Paradoxe de l’exercice, paradoxe des fonctions.

Mesdames et Messieurs de l’Académie, pour relever ce défi vous auriez pu élire un romancier ou un critique littéraire.

Vous auriez ainsi cultivé les codes d’une Compagnie marquée par la violence des débats littéraires, dans le droit fil de Sainte-Beuve, maniant cette épée qu’il qualifiait, je cite, de « courte et fréquente », menant ses campagnes et expéditions littéraires comme un art de la guerre, ou peut-être une érotique.

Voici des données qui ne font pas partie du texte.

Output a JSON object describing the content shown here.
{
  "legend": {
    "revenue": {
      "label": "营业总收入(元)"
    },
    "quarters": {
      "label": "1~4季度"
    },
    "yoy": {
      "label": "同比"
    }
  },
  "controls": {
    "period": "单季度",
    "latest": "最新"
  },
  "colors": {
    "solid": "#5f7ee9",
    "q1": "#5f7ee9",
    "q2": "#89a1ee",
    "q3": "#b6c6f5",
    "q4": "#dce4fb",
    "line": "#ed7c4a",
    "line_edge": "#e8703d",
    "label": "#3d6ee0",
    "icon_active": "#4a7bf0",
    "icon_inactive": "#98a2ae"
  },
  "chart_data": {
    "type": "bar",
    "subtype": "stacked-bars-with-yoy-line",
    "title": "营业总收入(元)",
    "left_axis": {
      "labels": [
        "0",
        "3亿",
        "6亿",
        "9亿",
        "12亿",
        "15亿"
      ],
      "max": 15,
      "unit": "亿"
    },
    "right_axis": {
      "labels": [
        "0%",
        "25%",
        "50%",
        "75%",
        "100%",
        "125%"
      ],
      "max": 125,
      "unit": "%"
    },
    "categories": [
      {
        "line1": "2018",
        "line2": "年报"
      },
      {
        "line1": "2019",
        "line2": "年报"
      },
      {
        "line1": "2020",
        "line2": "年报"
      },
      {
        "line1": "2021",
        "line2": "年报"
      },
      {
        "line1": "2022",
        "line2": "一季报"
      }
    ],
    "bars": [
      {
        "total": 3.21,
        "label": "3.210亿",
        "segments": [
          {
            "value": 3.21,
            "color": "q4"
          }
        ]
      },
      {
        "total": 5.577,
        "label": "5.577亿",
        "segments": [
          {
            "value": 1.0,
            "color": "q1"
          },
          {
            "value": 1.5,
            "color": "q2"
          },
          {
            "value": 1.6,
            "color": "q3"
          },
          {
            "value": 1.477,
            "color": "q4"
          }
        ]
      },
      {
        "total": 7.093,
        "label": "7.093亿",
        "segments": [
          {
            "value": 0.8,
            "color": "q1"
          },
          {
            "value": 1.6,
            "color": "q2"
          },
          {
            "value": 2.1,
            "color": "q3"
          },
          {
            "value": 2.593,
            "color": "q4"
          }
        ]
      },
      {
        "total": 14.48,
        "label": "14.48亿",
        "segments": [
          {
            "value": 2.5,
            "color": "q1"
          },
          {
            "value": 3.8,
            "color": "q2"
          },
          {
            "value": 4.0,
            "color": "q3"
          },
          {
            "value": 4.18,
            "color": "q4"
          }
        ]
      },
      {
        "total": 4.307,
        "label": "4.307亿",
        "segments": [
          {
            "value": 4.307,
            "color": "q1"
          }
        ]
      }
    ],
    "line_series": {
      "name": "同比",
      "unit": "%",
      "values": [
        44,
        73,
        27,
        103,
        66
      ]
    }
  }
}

Ou vous auriez pu vous tourner vers quelque héritier de Proust, revendiquant avec son Contre Sainte-Beuve non ces duels à la plume, mais l’autorité de l’œuvre elle-même.

C’est un médecin que vous avez élu.

L’anecdote suivante résume ce pas de côté.

En amoureux des bibliothèques, je déambulais dans la petite bibliothèque de l’Académie nationale de médecine, cette belle institution sise rue Bonaparte où mes maîtres et prédécesseurs m’ont plus qu’à l’accoutumée demandé d’intervenir, lorsque je tombai subitement en arrêt devant trois pierres, grosses et lisses, posées derrière une vitrine et accompagnées du cartel suivant :

« calculs trouvés dans la vessie de Sainte-Beuve lors de son autopsie ».

Ainsi, à quelques mètres du quai Conti, les médecins, dans leur plus haute distinction académique, se rangeaient non derrière la plume de Sainte-Beuve, ni contre Sainte-Beuve, mais derrière ce qui lesta sa vessie, ces pierres en forme de galets.

Les médecins sont toujours du côté de ce qui rend possible mais menace d’empêcher, du côté de ce qui rappelle à l’ordre animal, notre corps.

Rôle parfois ingrat, mais indispensable pour tout un chacun.

Même auprès de celui qui se rêve immortel.

Cette nécessité se double d’une vertu essentielle pour le colloque singulier qui réunit patient et médecin : le sens du secret.

« Il n’y a pas de médecine sans confiance, de confiance sans confidences, de confidences sans secret », a pu écrire Louis Portes, un ancien président du Conseil national de l’Ordre des médecins.

Voilà une année que Valéry Giscard d’Estaing occupe mes pensées, par sa lecture, par la fréquentation de ses proches, par sa rencontre chaque jour renouvelée au travers des archives de l’INA. Voilà donc une année que je suis à ses côtés, et il me faut vous en parler.

Certes, il n’est pas pour autant devenu mon patient, de sorte que je ne suis pas formellement tenu au secret. Pourtant quelque chose du médecin en moi a pu se sentir convoqué par l’exercice, tant et si bien que je serai devant vous tenu non par le secret mais par une forme de discrétion.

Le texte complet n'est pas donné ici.